1. Field of the Invention
The present invention relates to methods and apparatus for the recording of digital broadcast material and in particular to the recording of multimedia applications accompanying television broadcasts.
2. Discussion of Related Art
A broadcaster can broadcast multimedia platform-specific applications possibly together with digital television programs. A suitably equipped multimedia platform-specific set-top box can receive those applications and run them locally. Example applications are electronic program guides, play-along games, Tele-banking, Tele-shopping, electronic newspapers and similar information services. Television programs can be recorded and, if such a television program has an application associated with it, then that application should also be recorded. Typically multimedia platform-specific applications are broadcast in an object carousel, where all the application code and data is broadcast in cycles.
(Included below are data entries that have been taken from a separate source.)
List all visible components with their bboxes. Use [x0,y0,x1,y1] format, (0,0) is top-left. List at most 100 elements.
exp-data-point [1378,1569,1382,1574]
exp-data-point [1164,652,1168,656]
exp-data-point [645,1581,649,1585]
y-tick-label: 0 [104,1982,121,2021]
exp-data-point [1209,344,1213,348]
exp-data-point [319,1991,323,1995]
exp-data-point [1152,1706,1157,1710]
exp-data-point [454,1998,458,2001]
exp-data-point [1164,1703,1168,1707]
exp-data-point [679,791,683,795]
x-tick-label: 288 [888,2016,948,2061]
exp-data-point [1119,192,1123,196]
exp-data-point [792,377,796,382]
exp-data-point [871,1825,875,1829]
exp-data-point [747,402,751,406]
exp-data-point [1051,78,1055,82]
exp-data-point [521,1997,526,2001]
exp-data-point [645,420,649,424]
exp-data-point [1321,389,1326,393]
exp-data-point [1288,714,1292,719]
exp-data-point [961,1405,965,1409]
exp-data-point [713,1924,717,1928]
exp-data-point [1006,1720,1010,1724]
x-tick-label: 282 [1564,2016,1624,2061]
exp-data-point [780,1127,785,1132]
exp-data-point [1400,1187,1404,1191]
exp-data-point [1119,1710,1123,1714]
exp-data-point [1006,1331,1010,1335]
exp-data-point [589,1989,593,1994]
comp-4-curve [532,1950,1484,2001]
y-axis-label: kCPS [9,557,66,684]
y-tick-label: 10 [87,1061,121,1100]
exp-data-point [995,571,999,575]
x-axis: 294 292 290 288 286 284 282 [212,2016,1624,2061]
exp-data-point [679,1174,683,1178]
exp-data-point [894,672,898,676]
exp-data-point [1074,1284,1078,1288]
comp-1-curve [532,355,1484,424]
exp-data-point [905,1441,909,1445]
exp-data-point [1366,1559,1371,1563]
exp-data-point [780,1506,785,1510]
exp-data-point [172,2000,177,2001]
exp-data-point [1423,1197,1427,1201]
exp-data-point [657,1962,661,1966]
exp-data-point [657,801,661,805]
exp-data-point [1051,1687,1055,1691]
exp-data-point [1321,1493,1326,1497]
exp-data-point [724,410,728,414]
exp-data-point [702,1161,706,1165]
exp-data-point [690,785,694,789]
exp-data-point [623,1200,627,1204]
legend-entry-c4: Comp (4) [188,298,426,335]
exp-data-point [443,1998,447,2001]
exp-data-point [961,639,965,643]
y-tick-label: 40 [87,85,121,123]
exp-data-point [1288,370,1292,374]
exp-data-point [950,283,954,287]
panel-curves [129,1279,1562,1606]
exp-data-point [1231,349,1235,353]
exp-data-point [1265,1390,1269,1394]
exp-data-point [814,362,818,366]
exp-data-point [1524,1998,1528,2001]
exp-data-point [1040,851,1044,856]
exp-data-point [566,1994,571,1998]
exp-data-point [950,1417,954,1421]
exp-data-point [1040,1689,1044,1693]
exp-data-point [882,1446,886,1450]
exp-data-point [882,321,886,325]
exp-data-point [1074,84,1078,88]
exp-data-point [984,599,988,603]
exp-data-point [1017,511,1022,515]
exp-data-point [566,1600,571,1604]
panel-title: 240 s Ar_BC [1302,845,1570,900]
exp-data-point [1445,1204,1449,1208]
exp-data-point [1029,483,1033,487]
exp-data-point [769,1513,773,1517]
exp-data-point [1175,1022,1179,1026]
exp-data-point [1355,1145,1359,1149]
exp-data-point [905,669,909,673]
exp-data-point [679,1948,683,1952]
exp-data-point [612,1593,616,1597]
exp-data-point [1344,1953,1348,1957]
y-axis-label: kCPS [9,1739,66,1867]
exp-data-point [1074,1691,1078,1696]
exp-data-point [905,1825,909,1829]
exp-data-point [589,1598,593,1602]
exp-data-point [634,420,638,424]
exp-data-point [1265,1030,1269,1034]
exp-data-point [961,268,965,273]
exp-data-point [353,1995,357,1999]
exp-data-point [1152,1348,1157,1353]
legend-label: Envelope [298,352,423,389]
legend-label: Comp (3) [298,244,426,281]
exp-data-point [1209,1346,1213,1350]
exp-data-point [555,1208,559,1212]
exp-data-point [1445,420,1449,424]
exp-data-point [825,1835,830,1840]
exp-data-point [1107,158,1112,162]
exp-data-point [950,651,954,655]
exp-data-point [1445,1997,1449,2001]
This resembles teletext data, which is also broadcast in a carousel.
A suitable transmission system for such application delivery is known from ISO/IEC International Standard 13818-6, “MPEG-2 Digital Storage Media Command and Control” Jul. 12, 1996 (identified herein as DSM-CC). In modern digital broadcast systems a transmitter typically transmits a large number of services (or channels) to a plurality of receivers, examples of which are to be found in television sets or set-top boxes. Such a service can contain an audio/video stream, an interactive application (for example in the MHEG-5 format), other kinds of data or a combination of these elements. An MPEG-2 transport stream is a multiplex of a number of services, and a transmitter will typically transmit several transport streams to the set-top boxes. In turn, a suitably configured set-top box can tune to a specific transport stream and is then able to retrieve information from that transport stream.
As mentioned above, interactive multimedia applications are typically broadcast in a carousel-like fashion with successive data sections being repeated periodically and sequentially in the transport stream. For instance, both DVB and DAVIC have specified DSM-CC object carousels, as mentioned above, for broadcasting interactive applications.
As is described in the commonly-assigned International patent application WO 99/65230, the objects of a DSM-CC object carousel are broadcast in modules and provide a “virtual” file system comprised of file and directory objects in the manner of a personal computer (PC) file system. Such a module is a container of objects and comprises a number of DownloadDataBlock messages (which are specified in the MPEG-2 standard as private sections). When a set-top box wants to pre-fetch a DSM-CC object, it must (amongst other things) know in which module the object resides. After it has retrieved the right module, the set-top box must then parse the module to get to the object itself. Due to the hierarchical nature of the DSM-CC object carousel an object might be included in a subdirectory. If this is the case, the set-top box must also retrieve the module(s) with the intermediate directories, and parse them before it gets to the object in which it is interested.
Typically, the service provider will broadcast the object carousel in a compressed form. This compression is normally done at the module level. Thus, retrieving an object requires also the decompression of all the modules that are needed for the retrieval of the objects the set-top box is interested in. As will be recognised, the hierarchical nature of the DSM-CC object carousel for the purpose of pre-fetching objects requires a lot of processing in the set-top box. Consequently, when considering the issue of recording as an adjunct to capture of digital video broadcasts, it will be recognised that there is a lack of an efficient way to record (and play-back) object carousels.
In such set-ups, the module is the unit of transmission, and it is thus not possible to send a part of a module; either the entire module is sent or nothing is sent. Furthermore, the module is the unit of packaging, with the objects in a module being typically compressed together.
File and directory objects can change over time. In the DSM-CC object carousel, versioning is not done at the (file and directory) object level but at the module level. Only modules have version numbers. Even if only one object in a module changes, the complete module gets a new version number.
Amongst the characteristics of modules and objects is that the grouping of objects in modules does not need to be constant over time. Objects can be moved between modules, and objects can be added and removed.
Since modules are broadcast in MPEG-2 transport streams, and each module is broadcast in the private data sections of an elementary stream, then typically a large number of modules will share the same elementary stream and a complete object carousel will generally be carried on only a limited number of elementary streams (typically fewer than 5).
As will be recognised by the skilled practitioner, the object carousel consists of three layers, wherein the top layer consists of the file and directory objects, the layer below that consists of modules, and the layer below that consists of private data sections in an elementary stream.